David Challis had been doing work on dementia in CPEC since the 1980s, but it took some time before it became a major topic of CPEC research, with lots of projects underway at Manchester and LSE, including a few that we do jointly. The subject combines many of the challenges that are typical of a CPEC study: it straddles health and social care; the outcomes are hard to define and measure; it has major inputs from unpaid carers and communities; it costs a lot; it presents a major challenge for the social care financing system; and there is no cure or simple care solution.
Today CPEC is involved in three types of dementia work, which together combine longer-term scientifically robust evaluative activity with shorter-term (hopefully still robust) policy commentary.
One group of studies covers evaluations of dementia interventions, usually through randomised controlled trials. These studies are funded by NIHR or the research councils and are always in collaboration with other universities, particularly people with clinical expertise.
We are interested in evaluating models and delivery of care interventions, medications, psychosocial interventions and carer support; this work usually includes an economic evaluation. These studies are proving to be productive with good impact. We do not carry out studies of drug trials and are not funded by pharmaceutical companies.
Second is modelling work that provides projections of future dementia prevalence, service demand and costs. Projections have been an important CPEC theme for 20 years, since Bleddyn Davies and Raphael Wittenberg set up the long-term care finance programme at CPEC LSE.

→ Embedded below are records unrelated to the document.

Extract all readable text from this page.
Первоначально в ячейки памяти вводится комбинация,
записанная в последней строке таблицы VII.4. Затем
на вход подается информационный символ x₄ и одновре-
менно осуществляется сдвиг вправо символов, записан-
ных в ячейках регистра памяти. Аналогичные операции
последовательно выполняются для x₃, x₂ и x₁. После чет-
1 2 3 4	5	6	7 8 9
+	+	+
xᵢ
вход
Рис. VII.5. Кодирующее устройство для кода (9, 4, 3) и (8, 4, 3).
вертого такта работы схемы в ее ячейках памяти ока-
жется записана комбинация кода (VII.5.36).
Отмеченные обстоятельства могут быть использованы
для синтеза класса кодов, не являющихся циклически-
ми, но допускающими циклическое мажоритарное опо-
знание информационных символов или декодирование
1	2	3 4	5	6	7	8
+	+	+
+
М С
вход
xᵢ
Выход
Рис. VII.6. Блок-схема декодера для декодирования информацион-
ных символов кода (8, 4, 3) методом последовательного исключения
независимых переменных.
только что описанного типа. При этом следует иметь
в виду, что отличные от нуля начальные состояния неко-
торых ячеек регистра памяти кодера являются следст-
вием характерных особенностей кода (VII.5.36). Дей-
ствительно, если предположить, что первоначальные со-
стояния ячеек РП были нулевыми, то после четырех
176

Following some previous CPEC projection work on dementia (led by Adelina Comas-Herrera a few years ago), we have recently secured £2.4 million of funding from the ESRC and NIHR for a big study called MODEM: Comprehensive Approach to Modelling Outcome and Cost Impacts of Interventions for Dementia.
We will project the number of people with dementia up to the year 2040 and look at their needs, their likely support from family carers and the costs of providing formal support. We will also simulate the outcome and cost implications of making better care and treatment available (evidence-based, for example from some of our own trials).

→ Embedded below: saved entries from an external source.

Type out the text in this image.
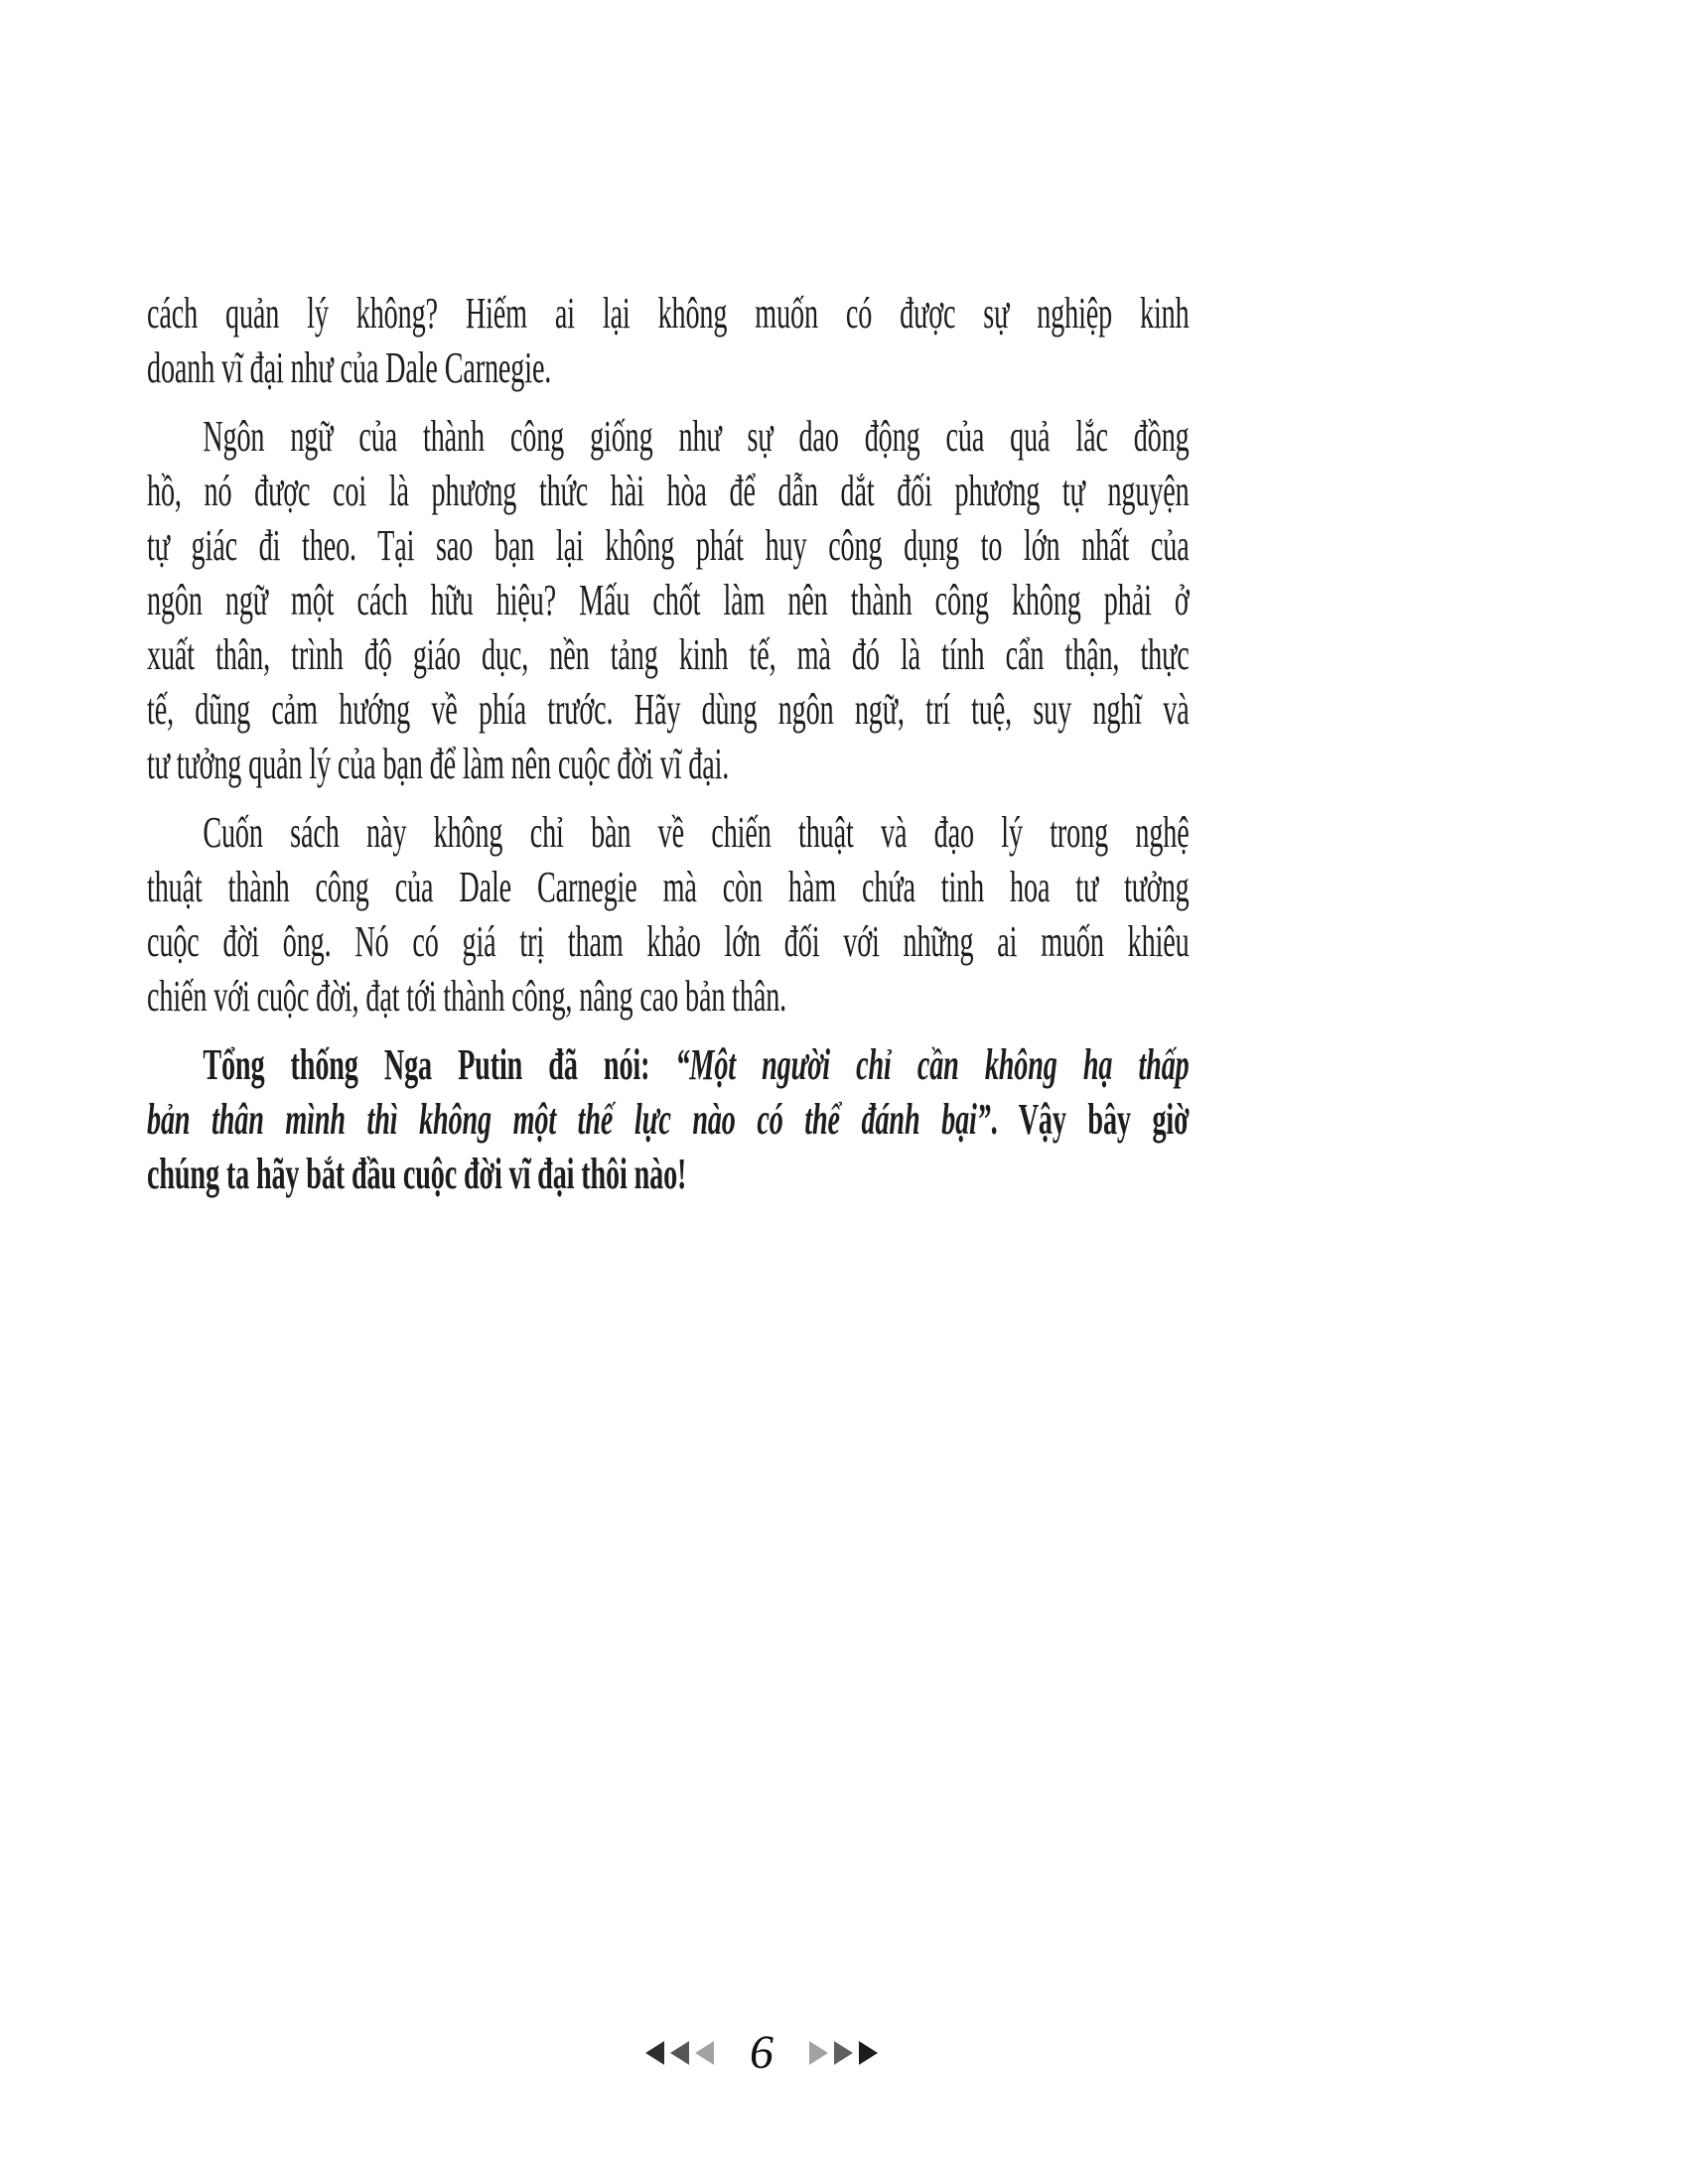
cách quản lý không? Hiếm ai lại không muốn có được sự nghiệp kinh
doanh vĩ đại như của Dale Carnegie.
Ngôn ngữ của thành công giống như sự dao động của quả lắc đồng
hồ, nó được coi là phương thức hài hòa để dẫn dắt đối phương tự nguyện
tự giác đi theo. Tại sao bạn lại không phát huy công dụng to lớn nhất của
ngôn ngữ một cách hữu hiệu? Mấu chốt làm nên thành công không phải ở
xuất thân, trình độ giáo dục, nền tảng kinh tế, mà đó là tính cẩn thận, thực
tế, dũng cảm hướng về phía trước. Hãy dùng ngôn ngữ, trí tuệ, suy nghĩ và
tư tưởng quản lý của bạn để làm nên cuộc đời vĩ đại.
Cuốn sách này không chỉ bàn về chiến thuật và đạo lý trong nghệ
thuật thành công của Dale Carnegie mà còn hàm chứa tinh hoa tư tưởng
cuộc đời ông. Nó có giá trị tham khảo lớn đối với những ai muốn khiêu
chiến với cuộc đời, đạt tới thành công, nâng cao bản thân.
Tổng thống Nga Putin đã nói: “Một người chỉ cần không hạ thấp
bản thân mình thì không một thế lực nào có thể đánh bại”. Vậy bây giờ
chúng ta hãy bắt đầu cuộc đời vĩ đại thôi nào!
6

So MODEM is forward-looking not only in terms of problems and challenges but also possible solutions. The modelling simulations will be sophisticated and scientifically robust. At the end of the study we will provide a legacy model online for other people to use.

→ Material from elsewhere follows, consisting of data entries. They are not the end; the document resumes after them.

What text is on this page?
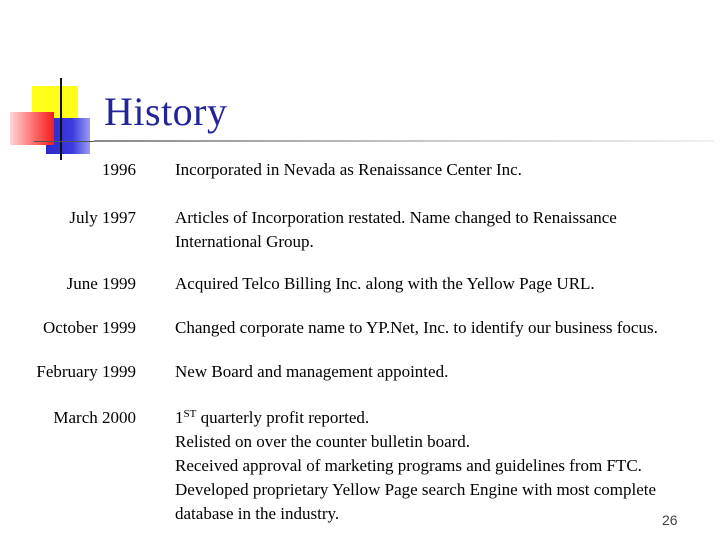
History
1996 Incorporated in Nevada as Renaissance Center Inc.

July 1997 Articles of Incorporation restated. Name changed to Renaissance International Group.

June 1999 Acquired Telco Billing Inc. along with the Yellow Page URL.

October 1999 Changed corporate name to YP.Net, Inc. to identify our business focus.

February 1999 New Board and management appointed.

March 2000 1ST quarterly profit reported.

Relisted on over the counter bulletin board.

Received approval of marketing programs and guidelines from FTC.

Developed proprietary Yellow Page search Engine with most complete database in the industry.	26
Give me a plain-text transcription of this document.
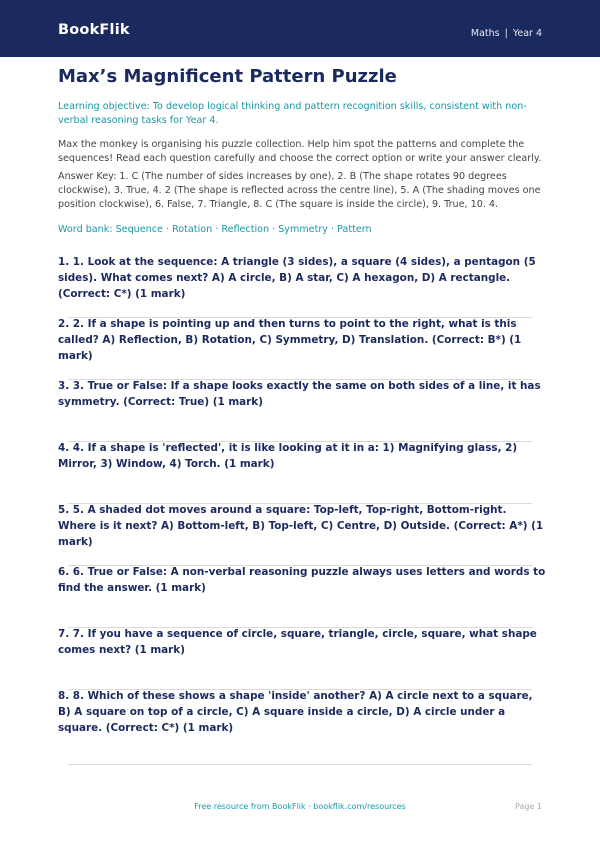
BookFlik	Maths | Year 4
Max’s Magnificent Pattern Puzzle

Learning objective: To develop logical thinking and pattern recognition skills, consistent with non-verbal reasoning tasks for Year 4.

Max the monkey is organising his puzzle collection. Help him spot the patterns and complete the sequences! Read each question carefully and choose the correct option or write your answer clearly.

Answer Key: 1. C (The number of sides increases by one), 2. B (The shape rotates 90 degrees clockwise), 3. True, 4. 2 (The shape is reflected across the centre line), 5. A (The shading moves one position clockwise), 6. False, 7. Triangle, 8. C (The square is inside the circle), 9. True, 10. 4.

Word bank: Sequence · Rotation · Reflection · Symmetry · Pattern

1. 1. Look at the sequence: A triangle (3 sides), a square (4 sides), a pentagon (5 sides). What comes next? A) A circle, B) A star, C) A hexagon, D) A rectangle. (Correct: C*) (1 mark)

2. 2. If a shape is pointing up and then turns to point to the right, what is this called? A) Reflection, B) Rotation, C) Symmetry, D) Translation. (Correct: B*) (1 mark)

3. 3. True or False: If a shape looks exactly the same on both sides of a line, it has symmetry. (Correct: True) (1 mark)

4. 4. If a shape is 'reflected', it is like looking at it in a: 1) Magnifying glass, 2) Mirror, 3) Window, 4) Torch. (1 mark)

5. 5. A shaded dot moves around a square: Top-left, Top-right, Bottom-right. Where is it next? A) Bottom-left, B) Top-left, C) Centre, D) Outside. (Correct: A*) (1 mark)

6. 6. True or False: A non-verbal reasoning puzzle always uses letters and words to find the answer. (1 mark)

7. 7. If you have a sequence of circle, square, triangle, circle, square, what shape comes next? (1 mark)

8. 8. Which of these shows a shape 'inside' another? A) A circle next to a square, B) A square on top of a circle, C) A square inside a circle, D) A circle under a square. (Correct: C*) (1 mark)

Free resource from BookFlik · bookflik.com/resources	Page 1
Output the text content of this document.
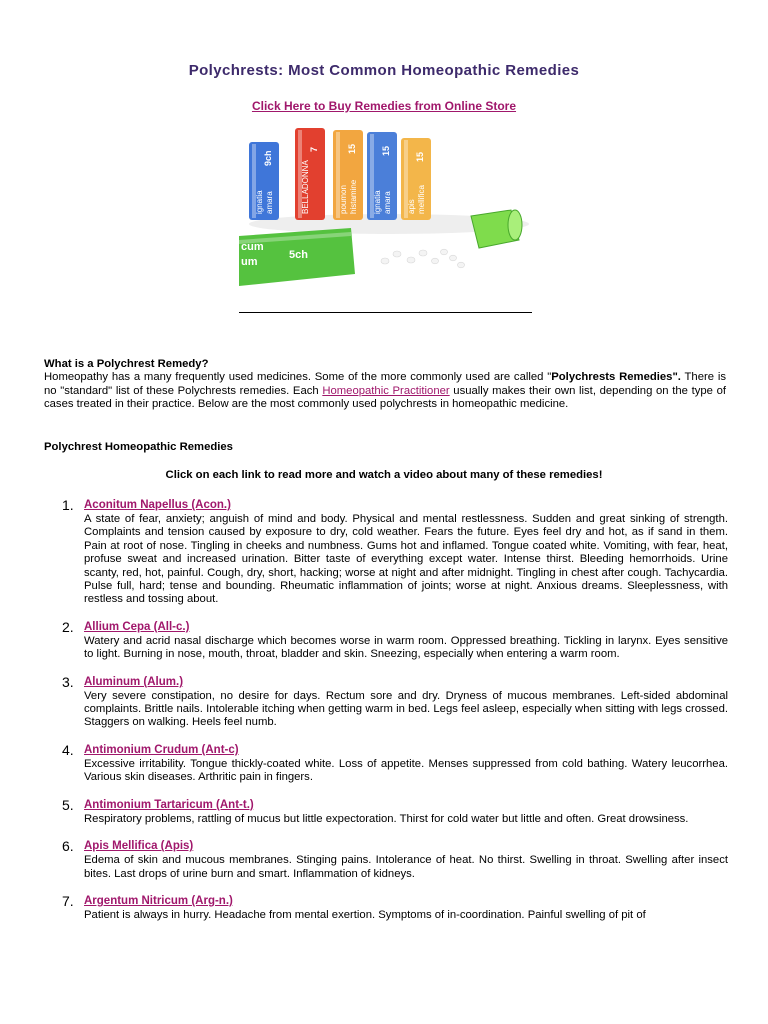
Polychrests: Most Common Homeopathic Remedies
Click Here to Buy Remedies from Online Store
ignatia amara
9ch
BELLADONNA
7
poumon histamine
15
ignatia amara
15
apis mellifica
15
cum
um
5ch
What is a Polychrest Remedy?
Homeopathy has a many frequently used medicines. Some of the more commonly used are called "Polychrests Remedies". There is no "standard" list of these Polychrests remedies. Each Homeopathic Practitioner usually makes their own list, depending on the type of cases treated in their practice. Below are the most commonly used polychrests in homeopathic medicine.
Polychrest Homeopathic Remedies
Click on each link to read more and watch a video about many of these remedies!
1. Aconitum Napellus (Acon.)
A state of fear, anxiety; anguish of mind and body. Physical and mental restlessness. Sudden and great sinking of strength. Complaints and tension caused by exposure to dry, cold weather. Fears the future. Eyes feel dry and hot, as if sand in them. Pain at root of nose. Tingling in cheeks and numbness. Gums hot and inflamed. Tongue coated white. Vomiting, with fear, heat, profuse sweat and increased urination. Bitter taste of everything except water. Intense thirst. Bleeding hemorrhoids. Urine scanty, red, hot, painful. Cough, dry, short, hacking; worse at night and after midnight. Tingling in chest after cough. Tachycardia. Pulse full, hard; tense and bounding. Rheumatic inflammation of joints; worse at night. Anxious dreams. Sleeplessness, with restless and tossing about.
2. Allium Cepa (All-c.)
Watery and acrid nasal discharge which becomes worse in warm room. Oppressed breathing. Tickling in larynx. Eyes sensitive to light. Burning in nose, mouth, throat, bladder and skin. Sneezing, especially when entering a warm room.
3. Aluminum (Alum.)
Very severe constipation, no desire for days. Rectum sore and dry. Dryness of mucous membranes. Left-sided abdominal complaints. Brittle nails. Intolerable itching when getting warm in bed. Legs feel asleep, especially when sitting with legs crossed. Staggers on walking. Heels feel numb.
4. Antimonium Crudum (Ant-c)
Excessive irritability. Tongue thickly-coated white. Loss of appetite. Menses suppressed from cold bathing. Watery leucorrhea. Various skin diseases. Arthritic pain in fingers.
5. Antimonium Tartaricum (Ant-t.)
Respiratory problems, rattling of mucus but little expectoration. Thirst for cold water but little and often. Great drowsiness.
6. Apis Mellifica (Apis)
Edema of skin and mucous membranes. Stinging pains. Intolerance of heat. No thirst. Swelling in throat. Swelling after insect bites. Last drops of urine burn and smart. Inflammation of kidneys.
7. Argentum Nitricum (Arg-n.)
Patient is always in hurry. Headache from mental exertion. Symptoms of in-coordination. Painful swelling of pit of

Our third dementia work stream includes shorter-term responsive pieces of work, mainly commissioned by government departments and third sector organisations, and mainly with the aim of informing policy discussions.
Recent examples are work I led earlier this year to monitor progress since the National Dementia Strategy and the Prime Minister’s Challenge on Dementia, a rapid piece of work for the Secretary of State for Health on the potential economic impact of a disease-modifying treatment for dementia, and our work funded by the Alzheimer’s Society to produce the Dementia UK 2014 report.
We generally use our evaluation work as the starting point for investigating answers to key dementia policy questions, both in the UK and internationally. (For instance I am now a member of the World Dementia Council set up by the G7 states.)
Overall, there are now more than 20 ongoing CPEC dementia studies at LSE and several more at Manchester. Unless someone suddenly finds a cure for the condition – and of course dementia is a clinical syndrome, with a range of causes – long-term care for older people will be dominated by the ‘dementia challenge’ for many years to come. It will therefore also remain a key topic area for CPEC.